Portal
SFP
ZAPA
Kino Kultura
Studio Munka
Magazyn Filmowy
Stara Łaźnia
PKMW
Po ponad 10 latach milczenia Jerry Schatzberg , amerykański fotograf i filmowiec, zgłasza gotowość realizacji drugiej części "Stracha na wróble".
W trakcie festiwalu w Karlowych Warach, w ramach którego zostaną zaprezentowane trzy głośne obrazy reżysera: "Zagadka dziecka klęski" (1970), "Narkomani" (1971) oraz wspomniany "Strach na wróble" (1973), Jerry Schatzberg opowiedział dziennikarzowi The Hollywood Reporter o planach dotyczących realizacji sequelu obrazu, który cztery dekady temu nagrodzony został Złotą Palmą w Cannes.
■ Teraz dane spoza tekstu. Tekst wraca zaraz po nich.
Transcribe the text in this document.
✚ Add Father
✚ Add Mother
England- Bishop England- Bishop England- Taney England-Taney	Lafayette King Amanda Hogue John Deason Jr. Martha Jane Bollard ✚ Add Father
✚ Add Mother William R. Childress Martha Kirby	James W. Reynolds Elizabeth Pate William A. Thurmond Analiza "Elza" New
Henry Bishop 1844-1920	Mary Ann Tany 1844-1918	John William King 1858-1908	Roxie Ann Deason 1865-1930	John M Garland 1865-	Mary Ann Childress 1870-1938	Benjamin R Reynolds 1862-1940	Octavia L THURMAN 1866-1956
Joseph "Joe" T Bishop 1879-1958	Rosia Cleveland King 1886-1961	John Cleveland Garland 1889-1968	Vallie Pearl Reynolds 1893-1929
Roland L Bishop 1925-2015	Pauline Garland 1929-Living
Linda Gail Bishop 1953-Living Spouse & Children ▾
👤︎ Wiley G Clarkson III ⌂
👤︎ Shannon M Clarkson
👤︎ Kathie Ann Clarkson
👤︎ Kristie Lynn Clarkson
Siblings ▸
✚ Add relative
Napisany już scenariusz kontynuacji reżyser pokazał odtwórcy jednej z głównych ról w oryginale, Alowi Pacino, który od razu ostrzegł Schatzberga o pierwszej trudności związanej z realizacją projektu: studio Warner Bros, które posiada prawa do "Stracha na wróble", nie pozwoli na realizację „dwójki”, bez swojej zgody. Reżyser skomentował to słowami: - To nie jest rodzaj filmu, jaki by im odpowiadał. (…) Nie robię filmów kasowych, a tego właśnie chcą wytwórnie. Interesuje je tylko, ile pieniędzy dla nich zarobisz.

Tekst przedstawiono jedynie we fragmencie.